Wilhelm Carl Freiherr von Rothschild (* 16. Mai 1828 in Frankfurt am Main oder 10. Mai 1828 in Neapel[1][2]; † 25. Januar 1901 in Frankfurt am Main) war ein deutscher Bankier und Mäzen aus der Familie Rothschild. Mit seinem Tod erlosch die männliche Linie des deutschen Zweiges der Familie. Das von seinem Großvater Mayer Amschel Rothschild gegründete Frankfurter Bankhaus M. A. von Rothschild & Söhne wurde liquidiert.

Leben und Werk[Bearbeiten | Quelltext bearbeiten]

Rothschild war der dritte von vier Söhnen von Carl Mayer von Rothschild, dem vierten der fünf Söhne des Familiengründers Mayer Amschel Rothschild, und seiner Frau Adelheid geb. Hertz.

Wilhelm von Rothschild machte nach Rosch ha-Schana 1837 die Bekanntschaft Rabbi Lazarus Bergmanns, der als Meschullach für den Kolel Holland weDeutschland (Ho"D) seinen Onkel Amschel als Spender zu gewinnen suchte.

Entsprechend der Familientradition war Rothschild ein frommer und gesetzestreuer Jude; er lehnte die von dem liberalen Rabbiner Leopold Stein repräsentierte Jüdische Reformbewegung ab und unterstützte die Orthodoxen in der Frankfurter Israelitischen Gemeinde. Während sich ein Teil der Orthodoxen 1851 als Israelitische Religionsgesellschaft abspaltete, blieb er zwar der Gemeinde treu, unterstützte aber die Berufung des orthodoxen Rabbiners Samson Raphael Hirsch und den Bau einer eigenen Synagoge für die Religionsgesellschaft durch großzügige Spenden.

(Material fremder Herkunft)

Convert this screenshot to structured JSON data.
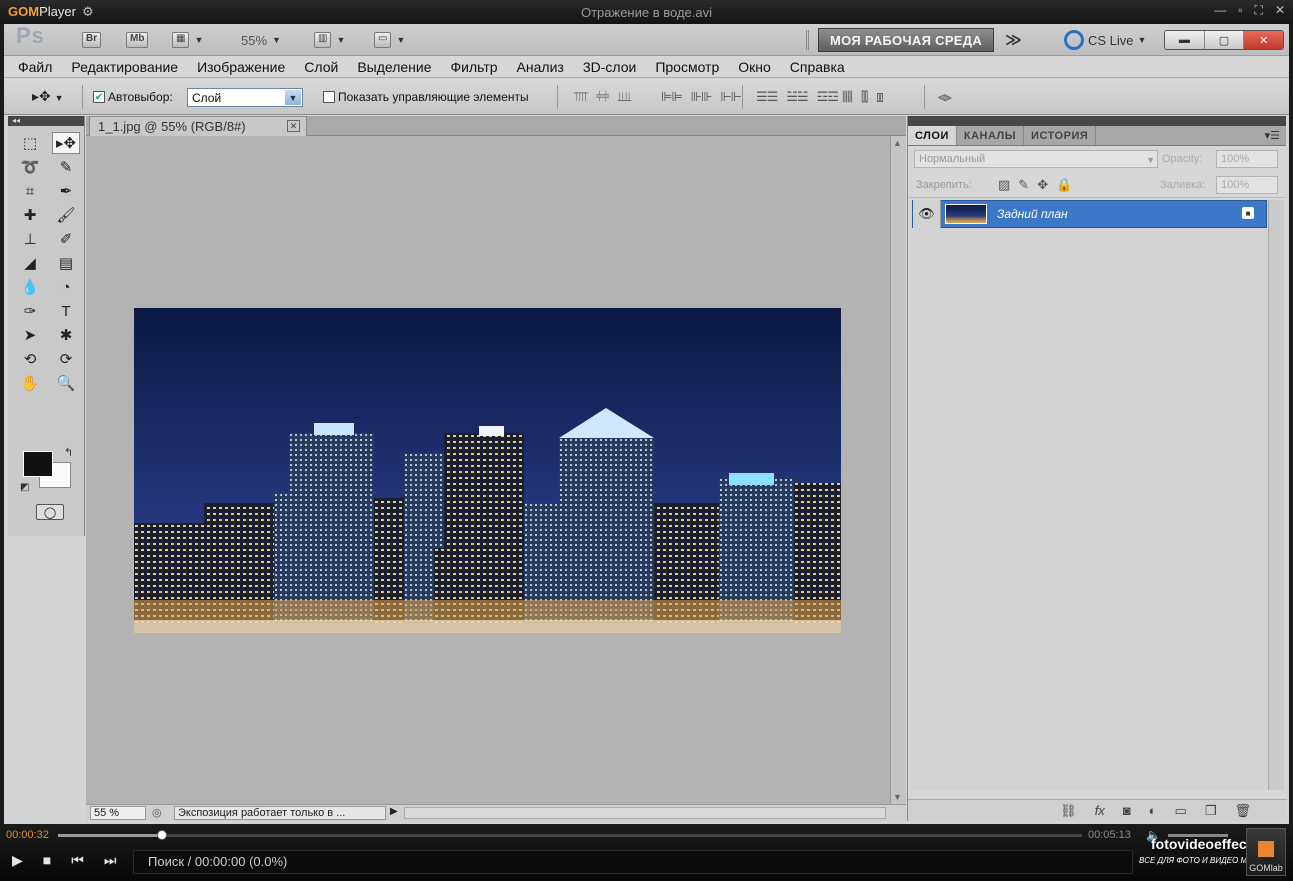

Blick über den Kikkar Batthej Machasseh zum Bejth Rothschild im Jüdischen Viertel Jerusalems, 2015

Zusammen mit seinem ältesten Bruder Mayer Carl übernahm er nach dem Tod seines Onkels Amschel Mayer 1855 die Leitung des Frankfurter Stammhauses M. A. von Rothschild & Söhne in der Fahrgasse.

1857 stiftete er den nach ihm benannten Bejth Rothschild (hebräisch בֵּית רוֹטְשִׁילְד; 1860 erbaut[3]) als Teil der vom Kolel Ho"D verwalteten Armen- und Pilgerwohnungen auf dem Berge Zion in Jerusalem (בָּתֵּי מַחֲסֶה וְהַכְנָסַת אוֹרְחִים עַל מָכוֹן הַר צִיּוֹן בִּירוּשְׁלִים). Der Kunsthistoriker und Architekt David Kroyanker hält den Bejth Rotschild für den architekturhistorisch bedeutendsten Bau jüdischer Bauherrn im Jerusalem des 19. Jahrhunderts.[4]

Nach dem Tode seines Bruders 1886 war Wilhelm Carl von Rothschild alleiniger Inhaber des Frankfurter Stammhauses. Er hatte schon Mitte der 1860er Jahre die wachsende Bedeutung des jungen Bankiers Adolph von Hansemann (1826–1903) und der von ihm geführten Disconto-Gesellschaft (Berlin) in der preußischen und deutschen Finanzwelt erkannt.[5] Dementsprechend baute er zwischen M. A. von Rothschild & Söhne und Hansemanns Disconto-Gesellschaft eine enge wirtschaftliche Zusammenarbeit auf, deren Geschäftsvolumen bald größer war als das mit den anderen Rothschildbanken in London und Paris. Auch wenn dies Wilhelm Carl von Rothschild von seinen Verwandten den Vorwurf einbrachte, nur noch ein „Satellit“ Hansemanns zu sein, so hielt er doch bis an sein Lebensende an dieser engen Geschäftsverbindung fest.[6]

Da Wilhelm Carl von Rothschild keine männlichen Nachkommen hatte, konnte sein Schwiegersohn Maximilian von Goldschmidt-Rothschild entsprechend der Familientradition das Bankhaus nach Wilhelm Carls Tod 1901 nicht fortführen. Stattdessen wurde M. A. von Rothschild & Söhne liquidiert und die laufenden Geschäfte von der Disconto-Gesellschaft übernommen. Diese fusionierte wiederum 1929 mit der Deutschen Bank.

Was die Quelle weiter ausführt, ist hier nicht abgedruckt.